As the Berlin filmfestival is n´t anymore the festival of the greatest international directors like Malick or Kiarostami, it is still the Forum where you can discover films you don´t find neither in other festival sections nor in other festivals at all. One of the highlights was a mini-retrospective on the Golden Age of Cambodian cinema from 1960 -- 1975, the year when the Red Khmer almost destroyed a whole civilization. If you see this film, a mixture between fantasy, musical, action and melodrama it is hard to bear that every actor and every actress you see on the screen is either killed and buried anonymously or has escaped Cambodia. The same goes for a big part of the audience which loved and enjoyed these films. Just about 30 films in more or less bad quality and a collection of photos and songs survived. "Golden Slumber", a documentary by young Cambodian Davy Chou is a reconstruction of these short and young film history of Cambodian cinema which ended with the tragedy of the Red Khmer terror. Davy Chou, a very young film maker made a very wise film against the amnesia.

"No Man´´s Zone" by Japanese Toshi Fujiwara is a subtle and reflexive meditation on the aftermath of the nuclear disaster of Fukushima. Fujiwara created an authentic document without any speculative sensational effects and he focuses on the people.
The most remarkable film was the first fiction film by Yang Yonghi "Our Homeland". Yang, a Korean woman born into a family of Korean immigrants living in Japan is known for her excellent documentaries "Dear Pyongyang" and Goodbye Pyongyang" (by far some rare masterpieces among documentaries in the last 10 years at all) tells in another form about the partition of her country in an explicit autobiographical way. Her films are as heart breaking like Ritwik Ghatak´s refugee-trilogy. The basic story for all of her films is the "return" of Koreans to their "homeland" Northern Korea. Caused by discrimination in the Japanese society and despite the fact that most Koreans living in Japan came actually from the South, Northern Korea was in the 1970s the most promising part of Korea for them (don´t forget that South Korea was at that time stuck in a military dictature). Yangs father sent her three young brothers to North Korea where they never will be able to return from. Yangs films connect personal with historic tragedy like Ghatak did it with the partition of Bengal. If there once will be established a "Ritwik Ghatak-Award", Yang Yonghi must be the first one who will be awarded.
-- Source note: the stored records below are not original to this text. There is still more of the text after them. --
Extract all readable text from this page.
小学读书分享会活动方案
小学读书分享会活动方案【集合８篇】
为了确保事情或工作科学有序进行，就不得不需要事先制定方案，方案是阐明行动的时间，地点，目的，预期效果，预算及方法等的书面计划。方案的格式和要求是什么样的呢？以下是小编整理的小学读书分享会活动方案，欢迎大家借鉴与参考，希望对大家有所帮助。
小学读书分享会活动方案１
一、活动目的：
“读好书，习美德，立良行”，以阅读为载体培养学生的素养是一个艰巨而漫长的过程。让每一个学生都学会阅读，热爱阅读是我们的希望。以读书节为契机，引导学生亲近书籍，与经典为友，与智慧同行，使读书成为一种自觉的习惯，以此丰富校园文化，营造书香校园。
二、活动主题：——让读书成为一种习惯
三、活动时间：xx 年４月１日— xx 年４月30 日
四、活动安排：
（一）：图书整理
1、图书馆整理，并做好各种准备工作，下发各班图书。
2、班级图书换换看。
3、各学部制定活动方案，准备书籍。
The retrospective in this year "The Red Dream Factory" was dedicated to russian revolutionary films from the 1920s and 1930s, made in collaboration with Germany until 1933. This year´s homage was dedicated to Meryl Streep. Among the films they screened here was Clint Eastwood´s masterpiece "The Bridges of Madison County" with one of her finest performances.

It is always hard to overlook the whole program. If you are not focused on a big film festival you are lost.
The irony is that a lot of people, (myself included) considered once festivals as the biggest resistance against the decay of a cinema culture.  As a matter of fact, Berlin has dramatic problems with an infra structure of cinema halls. The competition and the Berlinale Special takes place in halls which can hardly considered as film theaters. These are musical halls, stage halls almost unsuitable for film screenings. At least three architectonic masterpieces of cinema halls were closed and demolished in the last 15 years, among that a hall with the biggest screen of the world.
To enjoy such a festival means to focus on the films you want to see. To think to deeply about the future of the Berlin Filmfestival as well as about the future of the cinema culture evokes just very pessimistic ideas.